Yes, because there were customs, documents, teams, and ships that changed year after year, and my grandfather saw the appearance of pallets, trucks, more and more elaborate cranes, and forklifts. In short, he saw the advancing technology! He also saw the first container ships in the mid-80s a few weeks before he retired. My grandfather also told me about this technological transformation that fascinated him. And so many times he took me for a walk in front of the port of Savona, telling me about the silos and warehouses that we could see. He told me how the “draught” and transport of coal by wagons was different from that of sacks of grain, how the cranes were different from those of his time.

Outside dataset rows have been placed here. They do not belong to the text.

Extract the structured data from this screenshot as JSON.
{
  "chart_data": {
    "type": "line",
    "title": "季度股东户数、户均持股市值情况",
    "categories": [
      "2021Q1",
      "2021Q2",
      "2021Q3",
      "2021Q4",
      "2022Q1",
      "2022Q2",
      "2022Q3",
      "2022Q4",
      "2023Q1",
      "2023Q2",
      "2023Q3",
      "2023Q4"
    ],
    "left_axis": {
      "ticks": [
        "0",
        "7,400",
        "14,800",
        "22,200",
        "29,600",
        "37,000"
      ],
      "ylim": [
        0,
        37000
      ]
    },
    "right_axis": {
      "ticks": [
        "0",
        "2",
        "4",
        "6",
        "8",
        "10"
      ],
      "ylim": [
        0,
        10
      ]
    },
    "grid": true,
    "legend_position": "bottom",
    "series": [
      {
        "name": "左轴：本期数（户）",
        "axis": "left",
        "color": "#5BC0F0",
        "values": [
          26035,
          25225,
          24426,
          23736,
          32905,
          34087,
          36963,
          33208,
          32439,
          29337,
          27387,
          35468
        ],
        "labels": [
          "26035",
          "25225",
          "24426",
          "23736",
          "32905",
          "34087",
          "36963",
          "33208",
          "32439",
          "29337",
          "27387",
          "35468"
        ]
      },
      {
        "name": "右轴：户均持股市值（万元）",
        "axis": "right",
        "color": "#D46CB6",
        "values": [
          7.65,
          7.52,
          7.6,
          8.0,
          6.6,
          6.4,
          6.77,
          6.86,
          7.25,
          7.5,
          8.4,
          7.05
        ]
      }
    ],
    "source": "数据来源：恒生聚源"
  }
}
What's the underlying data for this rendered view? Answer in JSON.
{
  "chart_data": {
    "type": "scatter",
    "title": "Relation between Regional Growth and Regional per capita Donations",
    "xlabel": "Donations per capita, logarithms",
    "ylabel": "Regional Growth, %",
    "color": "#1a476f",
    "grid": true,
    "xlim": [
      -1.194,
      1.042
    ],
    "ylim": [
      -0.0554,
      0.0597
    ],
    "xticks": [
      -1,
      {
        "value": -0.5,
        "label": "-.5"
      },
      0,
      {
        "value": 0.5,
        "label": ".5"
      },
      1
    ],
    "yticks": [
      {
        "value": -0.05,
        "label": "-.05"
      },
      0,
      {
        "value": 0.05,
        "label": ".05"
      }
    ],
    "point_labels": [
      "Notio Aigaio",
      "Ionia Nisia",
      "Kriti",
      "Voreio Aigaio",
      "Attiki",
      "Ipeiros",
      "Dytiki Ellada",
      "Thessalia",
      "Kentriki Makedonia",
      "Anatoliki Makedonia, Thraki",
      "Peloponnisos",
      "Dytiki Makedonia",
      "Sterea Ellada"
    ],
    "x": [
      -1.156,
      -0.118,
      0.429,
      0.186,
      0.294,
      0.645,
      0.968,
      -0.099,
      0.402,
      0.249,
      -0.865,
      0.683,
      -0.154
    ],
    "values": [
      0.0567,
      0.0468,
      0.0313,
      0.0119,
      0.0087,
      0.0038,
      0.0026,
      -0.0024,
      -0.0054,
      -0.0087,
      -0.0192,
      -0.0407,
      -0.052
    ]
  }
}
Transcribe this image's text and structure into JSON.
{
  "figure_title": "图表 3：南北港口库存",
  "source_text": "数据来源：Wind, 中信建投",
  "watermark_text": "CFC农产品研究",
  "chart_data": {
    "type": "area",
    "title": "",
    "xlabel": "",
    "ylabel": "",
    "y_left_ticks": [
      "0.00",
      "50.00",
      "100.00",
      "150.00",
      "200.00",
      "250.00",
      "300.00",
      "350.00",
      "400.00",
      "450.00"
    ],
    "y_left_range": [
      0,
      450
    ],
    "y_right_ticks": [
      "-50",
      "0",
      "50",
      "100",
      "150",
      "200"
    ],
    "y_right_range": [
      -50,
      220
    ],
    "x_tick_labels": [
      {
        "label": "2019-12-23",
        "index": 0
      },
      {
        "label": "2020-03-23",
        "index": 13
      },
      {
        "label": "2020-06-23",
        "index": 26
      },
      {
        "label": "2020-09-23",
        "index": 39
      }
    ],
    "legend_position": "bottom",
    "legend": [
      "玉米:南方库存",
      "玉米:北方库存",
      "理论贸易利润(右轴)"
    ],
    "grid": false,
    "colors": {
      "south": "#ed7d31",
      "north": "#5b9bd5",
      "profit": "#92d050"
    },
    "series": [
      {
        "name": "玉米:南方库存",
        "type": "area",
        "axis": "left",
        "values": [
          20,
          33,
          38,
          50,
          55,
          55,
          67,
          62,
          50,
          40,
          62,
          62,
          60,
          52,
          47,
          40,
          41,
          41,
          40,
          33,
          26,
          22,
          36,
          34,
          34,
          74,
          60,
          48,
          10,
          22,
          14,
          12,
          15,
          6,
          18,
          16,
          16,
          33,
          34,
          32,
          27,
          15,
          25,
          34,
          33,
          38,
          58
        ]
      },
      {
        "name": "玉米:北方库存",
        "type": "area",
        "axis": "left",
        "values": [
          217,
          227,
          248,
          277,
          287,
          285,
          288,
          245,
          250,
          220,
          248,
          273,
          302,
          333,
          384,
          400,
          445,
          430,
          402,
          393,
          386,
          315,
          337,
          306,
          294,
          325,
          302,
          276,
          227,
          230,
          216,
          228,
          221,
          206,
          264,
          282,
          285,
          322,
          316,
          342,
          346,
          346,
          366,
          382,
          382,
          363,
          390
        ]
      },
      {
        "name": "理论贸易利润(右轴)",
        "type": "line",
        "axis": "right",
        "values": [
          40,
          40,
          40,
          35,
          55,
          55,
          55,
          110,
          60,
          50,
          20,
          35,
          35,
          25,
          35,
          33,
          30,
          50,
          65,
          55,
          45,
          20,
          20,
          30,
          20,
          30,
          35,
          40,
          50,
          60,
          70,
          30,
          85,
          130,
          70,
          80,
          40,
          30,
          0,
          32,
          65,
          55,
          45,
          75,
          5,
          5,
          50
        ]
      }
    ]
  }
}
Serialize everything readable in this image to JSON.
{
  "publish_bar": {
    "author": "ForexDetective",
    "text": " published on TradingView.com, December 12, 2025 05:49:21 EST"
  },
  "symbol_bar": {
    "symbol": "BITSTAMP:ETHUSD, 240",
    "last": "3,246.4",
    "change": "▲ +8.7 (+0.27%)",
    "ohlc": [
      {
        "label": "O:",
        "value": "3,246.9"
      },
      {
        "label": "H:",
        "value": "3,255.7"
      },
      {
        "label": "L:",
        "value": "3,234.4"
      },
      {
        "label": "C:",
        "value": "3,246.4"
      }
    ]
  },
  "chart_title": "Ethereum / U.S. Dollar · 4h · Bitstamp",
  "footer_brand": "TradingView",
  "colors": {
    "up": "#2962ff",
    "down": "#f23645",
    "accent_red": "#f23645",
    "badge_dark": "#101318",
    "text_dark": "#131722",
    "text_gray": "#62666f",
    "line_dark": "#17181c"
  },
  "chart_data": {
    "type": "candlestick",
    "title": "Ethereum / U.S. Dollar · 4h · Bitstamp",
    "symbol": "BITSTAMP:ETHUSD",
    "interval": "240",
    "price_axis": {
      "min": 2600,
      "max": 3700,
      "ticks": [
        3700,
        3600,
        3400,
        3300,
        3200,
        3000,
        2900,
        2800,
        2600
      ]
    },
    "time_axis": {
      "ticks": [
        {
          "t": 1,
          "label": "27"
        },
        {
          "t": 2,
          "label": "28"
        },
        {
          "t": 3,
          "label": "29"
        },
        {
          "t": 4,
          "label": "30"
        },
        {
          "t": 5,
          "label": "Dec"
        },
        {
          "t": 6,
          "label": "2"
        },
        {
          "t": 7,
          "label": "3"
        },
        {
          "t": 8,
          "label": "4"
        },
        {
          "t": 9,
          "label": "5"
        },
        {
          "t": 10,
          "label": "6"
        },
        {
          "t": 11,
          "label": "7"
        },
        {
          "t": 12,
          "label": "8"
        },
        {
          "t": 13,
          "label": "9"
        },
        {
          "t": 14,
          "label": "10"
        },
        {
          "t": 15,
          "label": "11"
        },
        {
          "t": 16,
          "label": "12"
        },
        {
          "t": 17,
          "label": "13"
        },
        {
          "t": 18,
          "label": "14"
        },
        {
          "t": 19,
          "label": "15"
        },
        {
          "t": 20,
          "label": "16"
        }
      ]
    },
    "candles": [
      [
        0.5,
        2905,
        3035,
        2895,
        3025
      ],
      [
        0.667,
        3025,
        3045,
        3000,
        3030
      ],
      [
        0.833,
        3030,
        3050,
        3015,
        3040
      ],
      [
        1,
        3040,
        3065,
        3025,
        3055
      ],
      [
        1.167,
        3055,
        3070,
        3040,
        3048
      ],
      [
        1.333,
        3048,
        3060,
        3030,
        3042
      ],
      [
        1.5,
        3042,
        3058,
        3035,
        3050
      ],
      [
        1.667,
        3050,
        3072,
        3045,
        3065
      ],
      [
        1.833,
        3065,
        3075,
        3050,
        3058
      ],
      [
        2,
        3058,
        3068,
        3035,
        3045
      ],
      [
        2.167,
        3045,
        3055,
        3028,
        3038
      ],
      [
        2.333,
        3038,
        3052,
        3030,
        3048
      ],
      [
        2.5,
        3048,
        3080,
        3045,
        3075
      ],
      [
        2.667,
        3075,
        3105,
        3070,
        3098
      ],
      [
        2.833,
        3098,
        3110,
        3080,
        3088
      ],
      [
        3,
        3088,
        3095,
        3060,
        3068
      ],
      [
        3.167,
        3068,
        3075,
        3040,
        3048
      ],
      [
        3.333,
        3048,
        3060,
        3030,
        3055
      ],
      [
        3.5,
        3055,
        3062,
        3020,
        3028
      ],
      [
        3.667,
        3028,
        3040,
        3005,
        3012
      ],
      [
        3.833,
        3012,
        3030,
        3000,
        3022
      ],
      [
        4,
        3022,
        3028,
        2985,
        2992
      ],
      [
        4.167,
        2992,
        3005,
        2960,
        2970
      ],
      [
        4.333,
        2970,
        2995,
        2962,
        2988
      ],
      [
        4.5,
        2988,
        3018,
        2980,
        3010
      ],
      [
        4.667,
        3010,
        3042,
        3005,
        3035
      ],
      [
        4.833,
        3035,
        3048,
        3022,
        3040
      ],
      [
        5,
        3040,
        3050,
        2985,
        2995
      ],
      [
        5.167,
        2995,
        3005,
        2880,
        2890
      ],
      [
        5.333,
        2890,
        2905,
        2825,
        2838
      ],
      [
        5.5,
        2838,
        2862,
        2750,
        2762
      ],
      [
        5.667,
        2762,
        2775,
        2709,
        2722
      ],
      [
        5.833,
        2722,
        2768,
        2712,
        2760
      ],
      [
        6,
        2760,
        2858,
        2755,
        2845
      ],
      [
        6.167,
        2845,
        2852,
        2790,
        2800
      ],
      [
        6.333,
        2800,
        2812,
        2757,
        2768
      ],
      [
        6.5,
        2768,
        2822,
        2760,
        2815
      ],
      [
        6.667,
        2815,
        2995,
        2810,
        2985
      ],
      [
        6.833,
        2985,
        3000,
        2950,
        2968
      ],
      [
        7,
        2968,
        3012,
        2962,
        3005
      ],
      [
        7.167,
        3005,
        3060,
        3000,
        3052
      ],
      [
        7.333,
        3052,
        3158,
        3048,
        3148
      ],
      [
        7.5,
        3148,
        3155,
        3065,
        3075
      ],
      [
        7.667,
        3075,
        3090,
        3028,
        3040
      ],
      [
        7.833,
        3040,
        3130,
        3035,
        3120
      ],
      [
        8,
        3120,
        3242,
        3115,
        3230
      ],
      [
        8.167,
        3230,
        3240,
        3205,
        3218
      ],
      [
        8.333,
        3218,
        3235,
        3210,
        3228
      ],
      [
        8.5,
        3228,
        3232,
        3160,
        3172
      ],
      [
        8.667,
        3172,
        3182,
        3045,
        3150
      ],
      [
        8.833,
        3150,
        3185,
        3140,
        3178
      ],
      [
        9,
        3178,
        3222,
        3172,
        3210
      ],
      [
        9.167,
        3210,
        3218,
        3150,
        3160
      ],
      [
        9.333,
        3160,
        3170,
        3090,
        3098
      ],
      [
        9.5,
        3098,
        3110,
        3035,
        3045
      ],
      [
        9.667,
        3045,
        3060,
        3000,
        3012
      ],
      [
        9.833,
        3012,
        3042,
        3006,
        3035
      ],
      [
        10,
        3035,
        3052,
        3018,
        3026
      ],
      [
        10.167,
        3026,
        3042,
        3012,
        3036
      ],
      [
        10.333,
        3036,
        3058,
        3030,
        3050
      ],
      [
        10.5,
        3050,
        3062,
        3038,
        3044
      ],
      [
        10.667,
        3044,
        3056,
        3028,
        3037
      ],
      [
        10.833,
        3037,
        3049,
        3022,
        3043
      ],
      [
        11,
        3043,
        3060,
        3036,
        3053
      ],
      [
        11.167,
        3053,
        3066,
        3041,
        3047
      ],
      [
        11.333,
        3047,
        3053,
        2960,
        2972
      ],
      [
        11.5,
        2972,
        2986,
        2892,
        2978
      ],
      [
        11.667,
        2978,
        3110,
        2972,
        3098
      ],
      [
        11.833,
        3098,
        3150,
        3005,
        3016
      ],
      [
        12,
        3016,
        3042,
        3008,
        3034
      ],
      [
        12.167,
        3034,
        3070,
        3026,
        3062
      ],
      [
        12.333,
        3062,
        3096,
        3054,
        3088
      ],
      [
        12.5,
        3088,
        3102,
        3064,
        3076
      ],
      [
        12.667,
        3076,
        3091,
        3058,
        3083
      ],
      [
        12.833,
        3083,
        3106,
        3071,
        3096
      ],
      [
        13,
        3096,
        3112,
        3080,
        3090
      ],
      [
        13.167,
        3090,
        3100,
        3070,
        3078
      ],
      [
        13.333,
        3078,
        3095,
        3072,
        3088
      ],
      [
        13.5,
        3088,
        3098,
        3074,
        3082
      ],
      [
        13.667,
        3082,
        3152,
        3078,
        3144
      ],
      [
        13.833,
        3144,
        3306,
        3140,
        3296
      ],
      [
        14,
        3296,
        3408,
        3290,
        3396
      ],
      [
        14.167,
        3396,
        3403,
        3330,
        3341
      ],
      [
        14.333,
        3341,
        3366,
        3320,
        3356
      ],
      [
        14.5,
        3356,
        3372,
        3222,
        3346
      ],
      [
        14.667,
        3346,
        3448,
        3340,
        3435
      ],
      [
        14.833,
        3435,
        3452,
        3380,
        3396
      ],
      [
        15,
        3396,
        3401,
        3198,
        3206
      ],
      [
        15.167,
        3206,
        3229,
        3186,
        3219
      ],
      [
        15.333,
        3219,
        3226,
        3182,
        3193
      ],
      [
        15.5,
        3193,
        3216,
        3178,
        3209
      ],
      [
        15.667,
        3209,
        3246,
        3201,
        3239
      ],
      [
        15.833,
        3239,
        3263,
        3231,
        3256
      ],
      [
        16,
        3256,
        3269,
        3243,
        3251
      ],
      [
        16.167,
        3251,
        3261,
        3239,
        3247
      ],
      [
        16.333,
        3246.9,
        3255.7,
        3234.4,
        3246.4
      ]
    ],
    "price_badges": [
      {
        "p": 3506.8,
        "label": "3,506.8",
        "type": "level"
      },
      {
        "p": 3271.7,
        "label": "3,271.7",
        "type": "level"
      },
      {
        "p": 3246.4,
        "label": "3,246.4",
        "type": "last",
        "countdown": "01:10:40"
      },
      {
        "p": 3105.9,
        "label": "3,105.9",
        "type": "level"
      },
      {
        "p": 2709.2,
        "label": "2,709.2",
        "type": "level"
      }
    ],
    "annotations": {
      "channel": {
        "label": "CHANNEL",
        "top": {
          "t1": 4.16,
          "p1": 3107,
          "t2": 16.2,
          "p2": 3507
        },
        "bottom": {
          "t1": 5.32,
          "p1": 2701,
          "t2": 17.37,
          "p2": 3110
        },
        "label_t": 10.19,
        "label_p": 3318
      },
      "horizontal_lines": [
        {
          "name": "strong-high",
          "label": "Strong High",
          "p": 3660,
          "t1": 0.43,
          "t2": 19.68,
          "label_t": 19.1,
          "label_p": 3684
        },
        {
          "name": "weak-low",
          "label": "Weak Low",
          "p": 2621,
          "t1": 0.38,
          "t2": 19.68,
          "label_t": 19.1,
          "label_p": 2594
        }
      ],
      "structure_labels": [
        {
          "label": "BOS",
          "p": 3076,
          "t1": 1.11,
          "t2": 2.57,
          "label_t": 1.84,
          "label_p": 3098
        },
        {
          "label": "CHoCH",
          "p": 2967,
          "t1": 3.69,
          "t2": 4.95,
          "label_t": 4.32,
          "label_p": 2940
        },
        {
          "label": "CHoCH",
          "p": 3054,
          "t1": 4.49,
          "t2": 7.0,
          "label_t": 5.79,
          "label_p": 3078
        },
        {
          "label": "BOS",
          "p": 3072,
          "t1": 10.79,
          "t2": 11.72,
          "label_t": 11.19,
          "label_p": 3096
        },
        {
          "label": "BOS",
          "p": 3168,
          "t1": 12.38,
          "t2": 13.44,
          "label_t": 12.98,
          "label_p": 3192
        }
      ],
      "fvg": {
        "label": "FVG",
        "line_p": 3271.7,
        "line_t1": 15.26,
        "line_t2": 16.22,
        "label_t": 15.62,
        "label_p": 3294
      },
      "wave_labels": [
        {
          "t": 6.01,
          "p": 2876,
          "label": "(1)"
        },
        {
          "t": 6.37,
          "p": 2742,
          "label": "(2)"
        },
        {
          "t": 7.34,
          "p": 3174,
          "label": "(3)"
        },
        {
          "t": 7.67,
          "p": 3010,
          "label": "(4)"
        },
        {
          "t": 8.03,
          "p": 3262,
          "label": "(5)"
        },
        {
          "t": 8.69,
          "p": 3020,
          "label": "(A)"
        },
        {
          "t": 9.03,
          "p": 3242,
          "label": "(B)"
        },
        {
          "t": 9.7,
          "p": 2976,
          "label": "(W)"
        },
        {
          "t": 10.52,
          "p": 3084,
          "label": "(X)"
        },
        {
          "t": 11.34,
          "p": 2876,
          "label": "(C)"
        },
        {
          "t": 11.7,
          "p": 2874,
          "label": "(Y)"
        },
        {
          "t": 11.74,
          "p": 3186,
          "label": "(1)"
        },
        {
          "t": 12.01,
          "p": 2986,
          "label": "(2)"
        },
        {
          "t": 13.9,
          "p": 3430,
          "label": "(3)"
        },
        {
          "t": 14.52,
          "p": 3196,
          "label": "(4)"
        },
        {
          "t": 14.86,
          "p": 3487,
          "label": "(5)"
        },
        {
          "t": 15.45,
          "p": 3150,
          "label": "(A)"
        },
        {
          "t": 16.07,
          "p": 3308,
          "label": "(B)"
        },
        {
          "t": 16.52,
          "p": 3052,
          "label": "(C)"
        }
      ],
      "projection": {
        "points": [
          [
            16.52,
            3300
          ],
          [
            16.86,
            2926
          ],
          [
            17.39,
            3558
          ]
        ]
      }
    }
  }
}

Source: http://www.lombardiabeniculturali.it/fotografie/schede/IMM-3g010-0015054/
In the end, logistics and freight transportation have always seemed to me something more romantic than only moving a few objects from point A to point B. Logistics and transportation always seemed to me a combination of different vessels, exotic countries, stories of workers and sailors. And I ended up falling in love with this topic!
I didn’t know this tradition, and I discover it during these sad days: when a dock worker or former dock worker dies, the company puts the port flags at half-mast as a sign of mourning. And seeing those flags lowered at sunset for my grandfather who was and will always be a docker made me realize that this story is a story of men, goods, vessels, freight and transportation and maybe it was worth telling you about it.